Based on an outline of Russian major exercises in terms of mission, quantity of forces, readiness and C2, it is clear that Russia’s warfighting potential has increased in the past decade. Therefore we are able to draw at least two main conclusions.
First, Russia’s ambition for warfighting potential as mirrored in exercises has always been to carry out strategic-level warfighting operations against a peer adversary. That corresponds to a potential to fight at least a regional war with conventional forces.
Secondly, in the early 2010s, the available warfighting potential for Russian commanders was low. The level of participating forces, some tens of thousands, did not match the C2 scope of the exercises. That available potential in terms of forces corresponded more closely to the level of local war. Not anymore. The trend since 2014 is force participation in the hundreds of thousands, which arguably reflects the strategic-level ambition for warfighting potential much better.

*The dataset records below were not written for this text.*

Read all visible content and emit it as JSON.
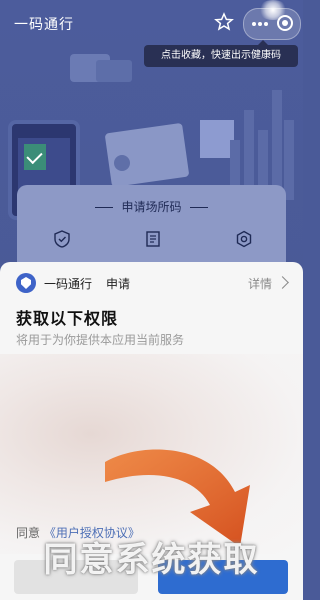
{
  "header": {
    "app_title": "一码通行"
  },
  "tooltip": {
    "text": "点击收藏，快速出示健康码"
  },
  "place_card": {
    "title": "申请场所码"
  },
  "sheet": {
    "miniapp_name": "一码通行",
    "action_label": "申请",
    "detail_link": "详情",
    "permission_title": "获取以下权限",
    "permission_desc": "将用于为你提供本应用当前服务",
    "agree_prefix": "同意",
    "agree_link": "《用户授权协议》"
  },
  "overlay": {
    "caption": "同意系统获取"
  },
  "icons": {
    "star": "star-icon",
    "more": "more-dots-icon",
    "close": "close-icon",
    "shield": "shield-icon",
    "document": "document-icon",
    "settings": "gear-icon",
    "logo": "shield-logo-icon",
    "chevron": "chevron-right-icon",
    "arrow": "curved-arrow-icon"
  },
  "colors": {
    "header_bg": "#4a5a96",
    "brand_blue": "#3e63c8",
    "arrow_orange": "#e56a2c",
    "link_blue": "#4d6fb6"
  }
}
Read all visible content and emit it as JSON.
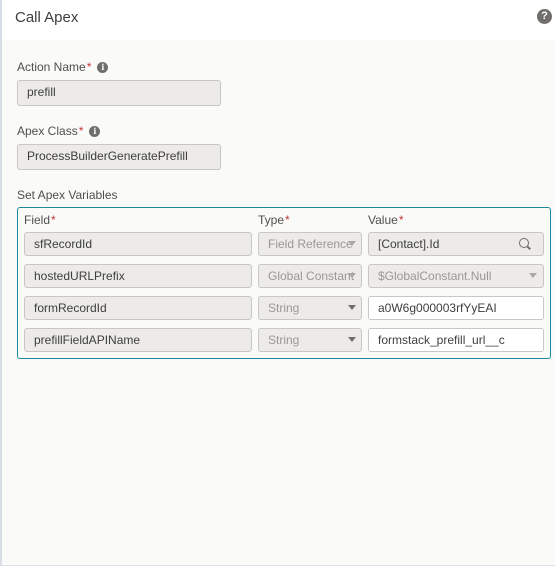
{
  "header": {
    "title": "Call Apex",
    "help_icon": "question-circle-icon"
  },
  "action_name": {
    "label": "Action Name",
    "required": "*",
    "value": "prefill",
    "info_icon": "info-icon"
  },
  "apex_class": {
    "label": "Apex Class",
    "required": "*",
    "value": "ProcessBuilderGeneratePrefill",
    "info_icon": "info-icon"
  },
  "variables": {
    "section_label": "Set Apex Variables",
    "columns": {
      "field": "Field",
      "type": "Type",
      "value": "Value",
      "required": "*"
    },
    "rows": [
      {
        "field": "sfRecordId",
        "type": "Field Reference",
        "value": "[Contact].Id"
      },
      {
        "field": "hostedURLPrefix",
        "type": "Global Constant",
        "value": "$GlobalConstant.Null"
      },
      {
        "field": "formRecordId",
        "type": "String",
        "value": "a0W6g000003rfYyEAI"
      },
      {
        "field": "prefillFieldAPIName",
        "type": "String",
        "value": "formstack_prefill_url__c"
      }
    ]
  },
  "colors": {
    "accent_border": "#1b8a9e",
    "required": "#c23934"
  }
}
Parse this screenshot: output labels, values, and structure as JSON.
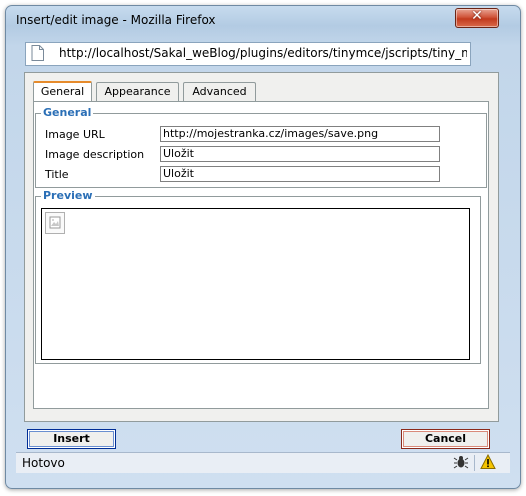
{
  "window": {
    "title": "Insert/edit image - Mozilla Firefox",
    "close_glyph": "✕"
  },
  "address": {
    "url": "http://localhost/Sakal_weBlog/plugins/editors/tinymce/jscripts/tiny_mce/plu"
  },
  "tabs": [
    {
      "label": "General",
      "active": true
    },
    {
      "label": "Appearance",
      "active": false
    },
    {
      "label": "Advanced",
      "active": false
    }
  ],
  "general": {
    "legend": "General",
    "fields": [
      {
        "label": "Image URL",
        "value": "http://mojestranka.cz/images/save.png"
      },
      {
        "label": "Image description",
        "value": "Uložit"
      },
      {
        "label": "Title",
        "value": "Uložit"
      }
    ]
  },
  "preview": {
    "legend": "Preview",
    "image_icon": "broken-image-icon"
  },
  "buttons": {
    "insert": "Insert",
    "cancel": "Cancel"
  },
  "status": {
    "text": "Hotovo",
    "icons": [
      "bug-icon",
      "warning-icon"
    ]
  },
  "colors": {
    "legend": "#2b6fb6",
    "active_tab": "#e68b2c",
    "insert_border": "#002d96",
    "cancel_border": "#8b2a1b"
  }
}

Also on a further assessment it is important to note that with Belarus’ foreign policy options severely constrained with the West, Zapad-21 re-enshrined the military importance of the Union State and the increased military integration, if not the ‘merger’, between Russia and Belarus. In September, both countries signed yet another strategic partnership that opens the way to greater military-technical cooperation and arms sales. Russia will not have a permanent base in Belarus after all, but the debate has now shifted. In March, Russia announced the creation of three joint training centers, one of which will open in Grodno in Belarus.
Moreover, is it particularly relevant to underline that the proposed scenario of this year’s exercises was an initial act of aggression from a coalition of states vaguely resembling NATO territory, against which the Union State of Russia and Belarus had to defend. And ultimately repel by organizing a counter-offensive through a regional combat grouping of forces. The goal of the exercise is to show the ability of the Russian armed forces to move fast and well in a Western strategic direction. And while the Western Military District is the main actor in Zapad, it was also supported by troops from the Central Military District, reservists, and security forces such as Rosgvardia and the FSB.
Ultimately, Zapad signals to NATO and its allies that pre-emptive ‘enemy’ operations will be met with decisive Russian force, which therefore raises the cost of deterrence. Geopolitical propaganda aside, the Kremlin reportedly behaved this time and avoided the global positioning system (GPS) jamming and other provocative behaviours from four years ago. The glimmer of hope is that Russia might be more willing to avoid miscalculation and tactical errors with NATO and its allies.